Keywords: fashion / Germany / photography / modernity / Weimar Republic / women

The most striking proof of photography’s extraordinary validity today is the increase in the number of illustrated newspapers. In them one finds assembled everything from the film diva to whatever is within reach of the camera and the audience. . . . The new fashions also must be disseminated, or else in the summer the beautiful girls will not know who they are.

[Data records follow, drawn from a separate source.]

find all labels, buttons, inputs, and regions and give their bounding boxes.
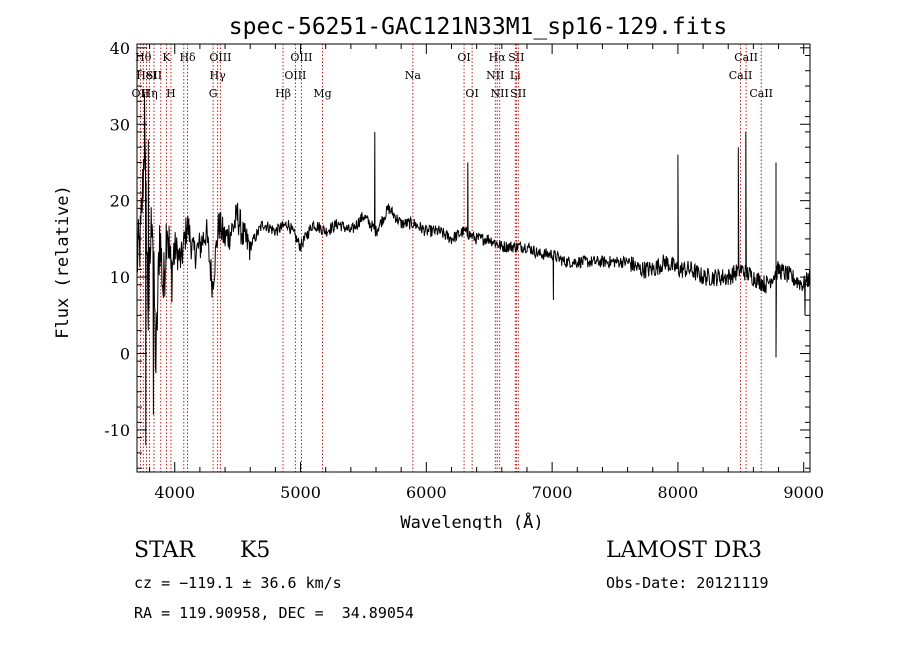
x-tick-label: 7000 <box>532 483 573 502</box>
line-marker-label: Hα <box>489 51 507 64</box>
x-tick-label: 8000 <box>658 483 699 502</box>
line-marker-label: NII <box>486 69 504 82</box>
line-marker-label: HeI <box>136 69 156 82</box>
plot-area <box>136 93 811 446</box>
y-tick-label: 40 <box>110 39 130 58</box>
line-marker-label: NII <box>491 87 509 100</box>
coordinates-text: RA = 119.90958, DEC = 34.89054 <box>134 604 414 622</box>
y-tick-label: 30 <box>110 115 130 134</box>
chart-title: spec-56251-GAC121N33M1_sp16-129.fits <box>229 14 728 40</box>
line-marker-label: SII <box>146 69 162 82</box>
line-marker-label: OI <box>465 87 478 100</box>
line-marker-label: K <box>162 51 171 64</box>
x-tick-label: 4000 <box>154 483 195 502</box>
line-marker-label: CaII <box>749 87 773 100</box>
x-tick-label: 6000 <box>406 483 447 502</box>
observation-date: Obs-Date: 20121119 <box>606 574 769 592</box>
line-marker-label: Hβ <box>275 87 291 100</box>
y-tick-label: 20 <box>110 192 130 211</box>
object-class: STAR <box>134 538 195 563</box>
line-marker-label: OI <box>457 51 470 64</box>
line-marker-label: G <box>209 87 218 100</box>
flux-series-line <box>136 93 811 446</box>
line-marker-label: Li <box>510 69 521 82</box>
axes: 4000 5000 6000 7000 8000 9000 -10 0 10 20 30 40 <box>104 39 824 502</box>
x-tick-label: 5000 <box>280 483 321 502</box>
line-marker-label: Mg <box>313 87 331 100</box>
y-tick-label: -10 <box>104 421 130 440</box>
line-marker-label: OIII <box>284 69 306 82</box>
line-marker-label: OIII <box>290 51 312 64</box>
line-marker-label: SII <box>510 87 526 100</box>
line-marker-label: Hγ <box>210 69 227 82</box>
survey-name: LAMOST DR3 <box>606 538 762 563</box>
spectrum-chart: spec-56251-GAC121N33M1_sp16-129.fits OII… <box>53 14 824 530</box>
line-marker-label: CaII <box>734 51 758 64</box>
line-marker-label: SII <box>508 51 524 64</box>
y-tick-label: 0 <box>120 345 130 364</box>
x-axis-label: Wavelength (Å) <box>400 511 543 530</box>
line-marker-label: Hδ <box>179 51 196 64</box>
x-tick-label: 9000 <box>783 483 824 502</box>
line-marker-label: Na <box>405 69 422 82</box>
plot-frame <box>136 43 811 473</box>
y-tick-label: 10 <box>110 268 130 287</box>
line-markers: OIIHθHeIHηSIIKHHδGHγOIIIHβOIIIOIIIMgNaOI… <box>132 44 773 472</box>
line-marker-label: OIII <box>209 51 231 64</box>
object-subclass: K5 <box>240 538 271 563</box>
line-marker-label: H <box>166 87 176 100</box>
y-axis-label: Flux (relative) <box>53 185 73 339</box>
line-marker-label: Hθ <box>135 51 152 64</box>
line-marker-label: CaII <box>729 69 753 82</box>
velocity-text: cz = −119.1 ± 36.6 km/s <box>134 574 342 592</box>
line-marker-label: Hη <box>141 87 157 100</box>
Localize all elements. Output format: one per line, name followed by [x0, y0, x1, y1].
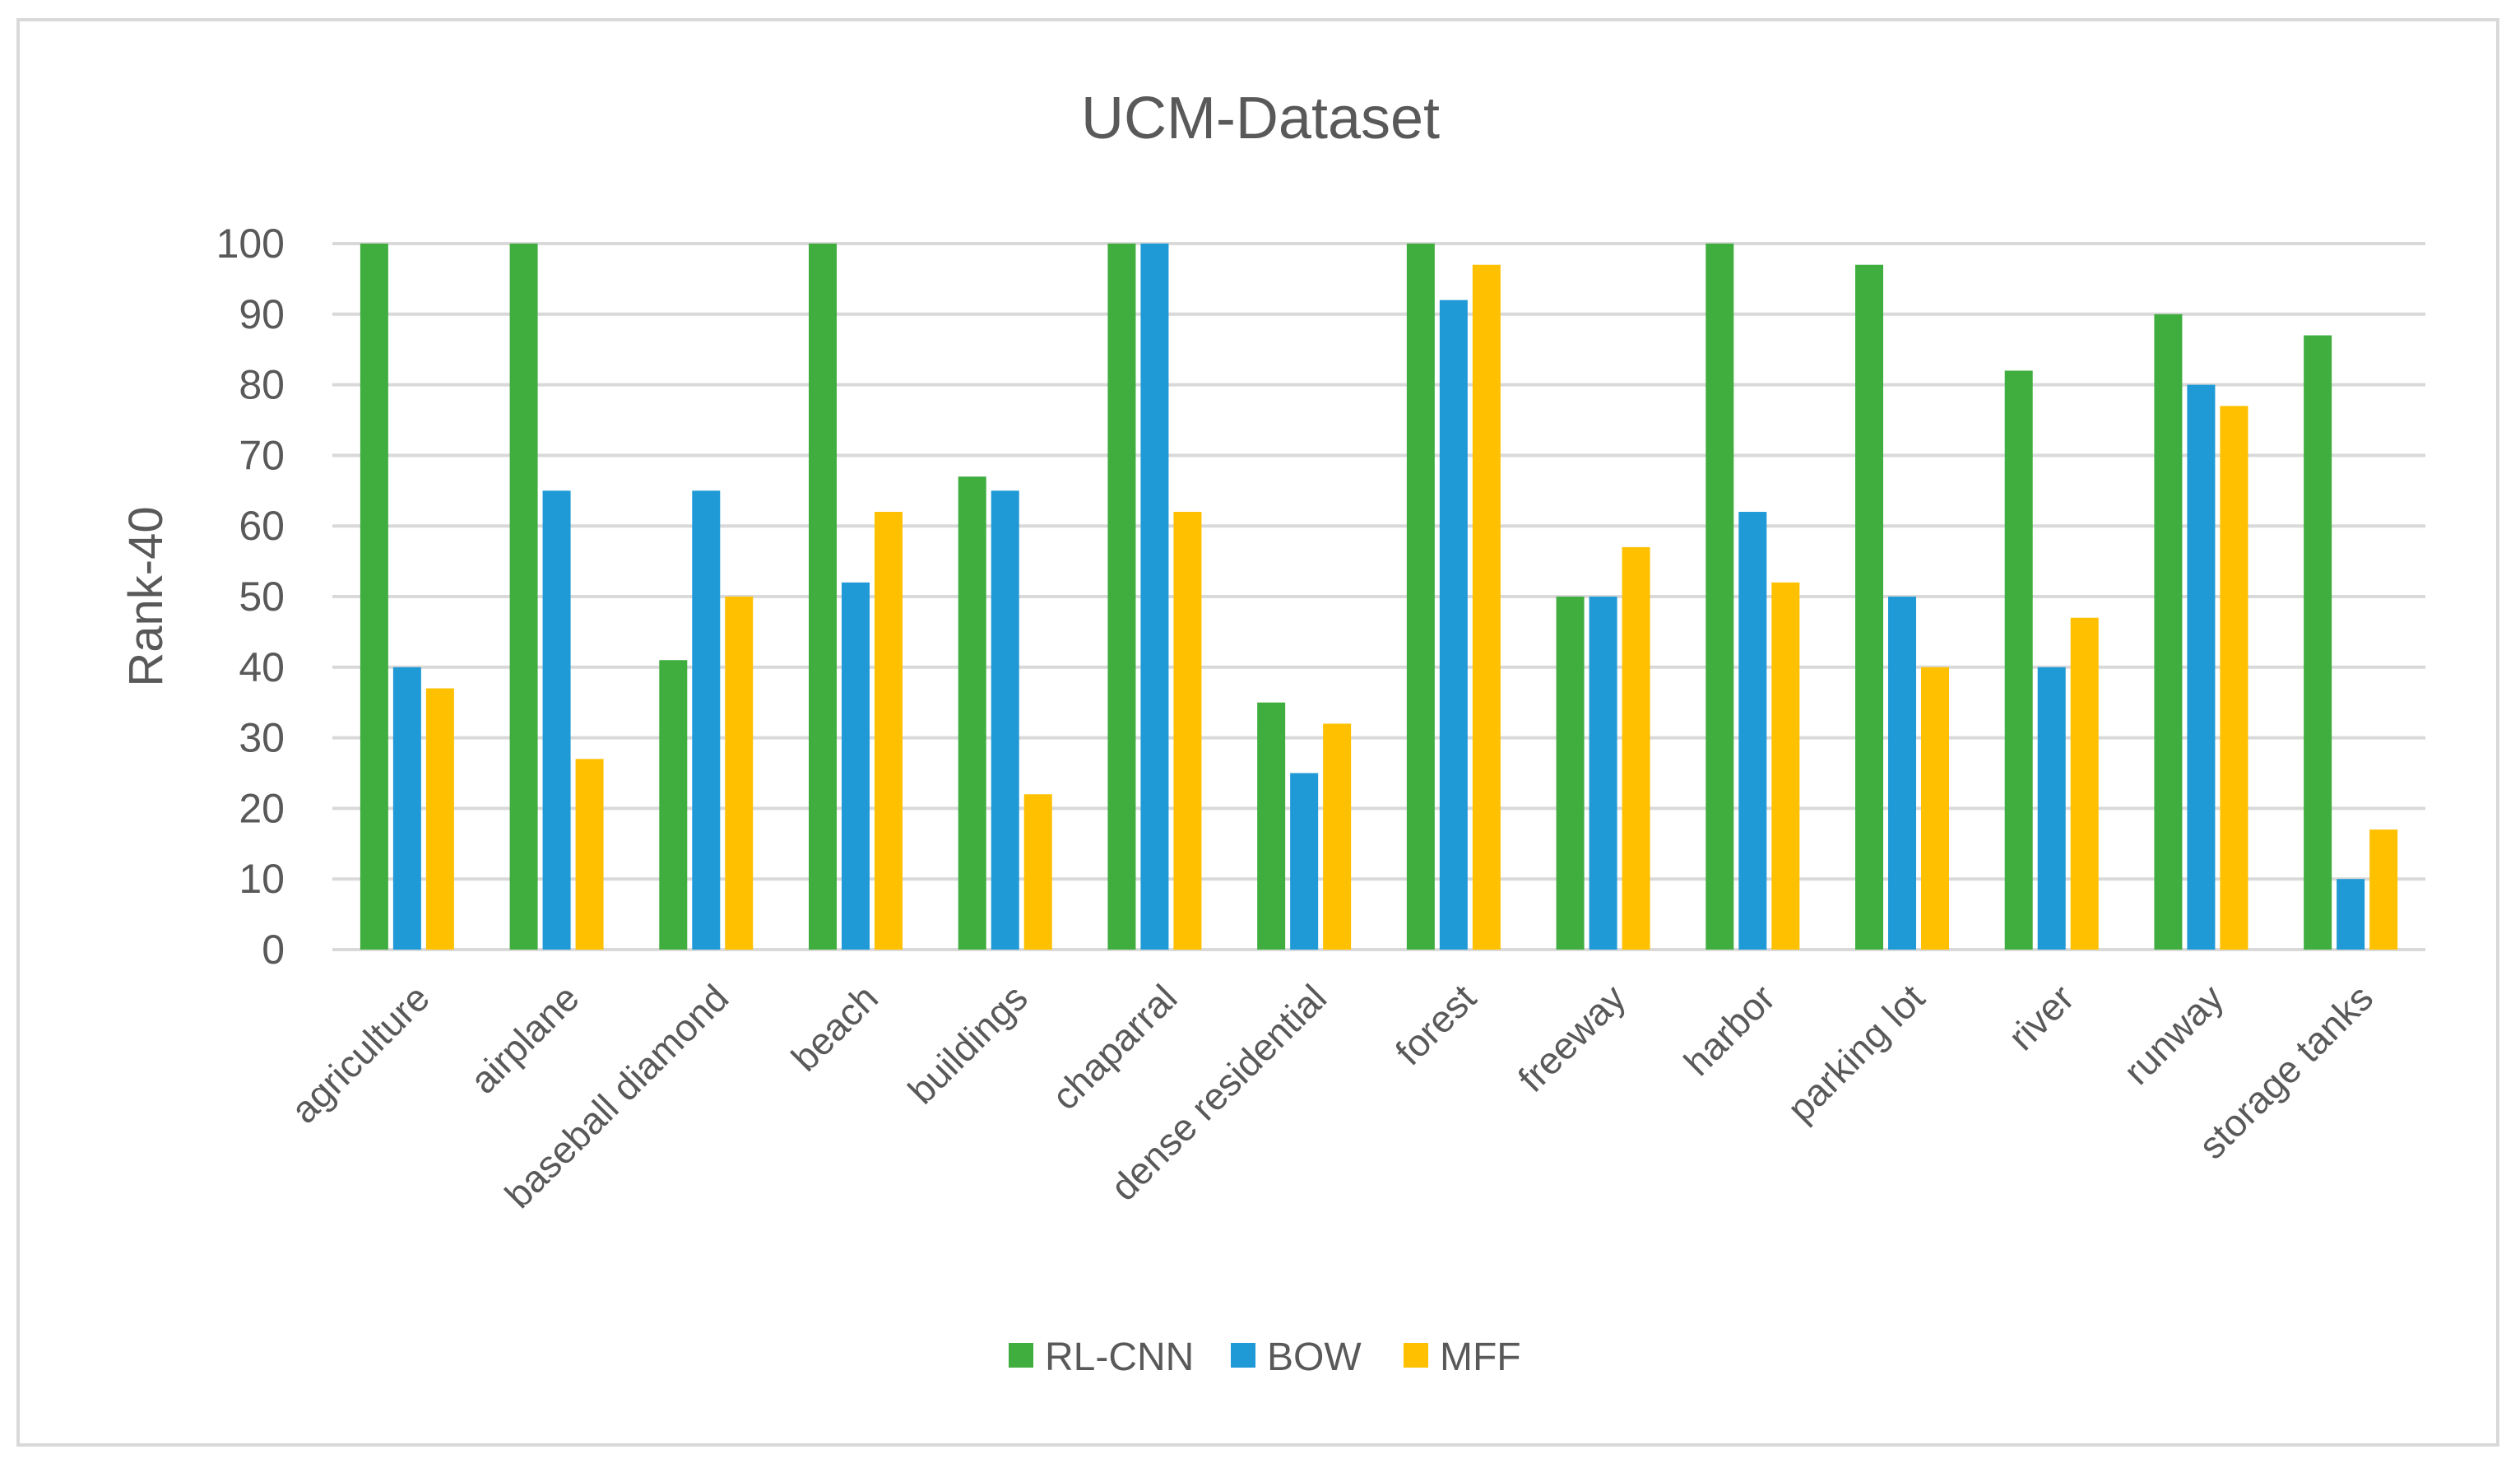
bar-rl-cnn — [1406, 244, 1435, 950]
y-axis-ticks: 0 10 20 30 40 50 60 70 80 90 100 — [216, 221, 285, 973]
bar-mff — [2369, 829, 2398, 950]
bar-rl-cnn — [2304, 335, 2332, 950]
bar-mff — [2070, 617, 2099, 950]
bar-mff — [2220, 406, 2249, 950]
x-category-label: chaparral — [1043, 976, 1185, 1117]
bar-mff — [1771, 582, 1800, 950]
bar-bow — [1140, 244, 1169, 950]
bar-mff — [1323, 723, 1352, 950]
bar-mff — [425, 688, 454, 950]
y-tick-label: 10 — [239, 856, 285, 902]
y-tick-label: 40 — [239, 644, 285, 690]
legend-swatch — [1231, 1343, 1255, 1368]
bar-rl-cnn — [1855, 264, 1883, 950]
bar-rl-cnn — [509, 244, 538, 950]
legend-label: BOW — [1267, 1336, 1362, 1379]
x-category-label: airplane — [462, 976, 587, 1102]
y-tick-label: 90 — [239, 291, 285, 337]
y-axis-title: Rank-40 — [119, 506, 173, 686]
bar-bow — [542, 490, 571, 950]
bar-bow — [392, 667, 421, 950]
x-category-label: harbor — [1676, 976, 1784, 1084]
y-tick-label: 100 — [216, 221, 285, 267]
y-tick-label: 80 — [239, 362, 285, 408]
bar-rl-cnn — [809, 244, 837, 950]
x-category-label: agriculture — [282, 976, 438, 1131]
y-tick-label: 50 — [239, 574, 285, 620]
bar-rl-cnn — [2154, 314, 2183, 950]
bar-bow — [991, 490, 1019, 950]
y-tick-label: 70 — [239, 432, 285, 478]
chart-title: UCM-Dataset — [1081, 86, 1440, 151]
bars — [360, 244, 2398, 950]
bar-rl-cnn — [360, 244, 388, 950]
bar-mff — [1622, 546, 1650, 950]
bar-bow — [1290, 773, 1319, 950]
x-category-label: buildings — [900, 976, 1036, 1112]
x-category-label: beach — [783, 976, 886, 1079]
x-category-label: parking lot — [1779, 976, 1933, 1130]
y-tick-label: 0 — [262, 927, 285, 973]
bar-bow — [1738, 512, 1767, 950]
bar-rl-cnn — [1107, 244, 1136, 950]
bar-rl-cnn — [2004, 370, 2033, 950]
bar-mff — [1023, 794, 1052, 950]
x-category-label: freeway — [1510, 976, 1634, 1100]
legend-swatch — [1404, 1343, 1428, 1368]
legend-label: MFF — [1440, 1336, 1521, 1379]
x-category-label: forest — [1387, 976, 1484, 1073]
bar-rl-cnn — [958, 476, 986, 950]
bar-bow — [1589, 597, 1617, 950]
bar-mff — [575, 759, 604, 950]
bar-mff — [1173, 512, 1202, 950]
bar-bow — [2037, 667, 2066, 950]
bar-mff — [725, 597, 754, 950]
bar-mff — [875, 512, 903, 950]
bar-bow — [2187, 384, 2216, 950]
bar-rl-cnn — [659, 660, 688, 950]
bar-bow — [1439, 300, 1468, 950]
x-category-label: runway — [2115, 976, 2232, 1093]
y-tick-label: 20 — [239, 785, 285, 831]
legend-swatch — [1009, 1343, 1033, 1368]
bar-rl-cnn — [1706, 244, 1734, 950]
bar-bow — [692, 490, 721, 950]
bar-bow — [1888, 597, 1916, 950]
x-category-label: river — [2000, 976, 2082, 1058]
bar-bow — [842, 582, 870, 950]
bar-rl-cnn — [1556, 597, 1585, 950]
bar-bow — [2337, 879, 2365, 950]
bar-mff — [1921, 667, 1949, 950]
gridlines — [332, 242, 2425, 951]
y-tick-label: 30 — [239, 715, 285, 761]
bar-mff — [1472, 264, 1501, 950]
y-tick-label: 60 — [239, 503, 285, 549]
legend-label: RL-CNN — [1045, 1336, 1194, 1379]
legend: RL-CNN BOW MFF — [1009, 1336, 1521, 1379]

—Siegfried Kracauer ([1927]1995, 57)

Photography is a wonderful, interesting and, at the same time, difficult profession for women. . . . In reality, photography is a large, all-encompassing field offering a variety of opportunities.

—Lotte König (1931, 292)1

As the above quotations testify, many of the present debates about women and their role in modernity have their origins in the early twentieth century. After lagging for decades behind developments in England and France, post-World War I Germany entered a period of unprecedented social, economic, and cultural modernization, a period that coincided with the rise and fall of the Weimar Republic (1919–1933). Dazzling changes took place in all spheres of everyday life, and the emergence of the "New Woman"--both as a mass-produced image and as a sociological phenomenon--constituted one of the most visible, and thus, most debated trends among the new realities. In his famous 1927 essay "Photography," Siegfried Kracauer discusses with apparent irony the ubiquitous presence of women’s images in the mass press and hints at the manipulative power of photography, especially of fashion photography, to attract female consumers and cultivate their tastes. Unlike Kracauer, Lotte König, herself an "enthusiastic photographer," focuses on women in photography not as objects of representation but as active agents in modern life. In her essay, "Die Frau als Photographin" ("The Woman as a Photographer"), König describes in very practical terms the institutional conditions that allowed women in Weimar Germany to become professional photographers and also highlights the actual achievements of individual freelance female photographers.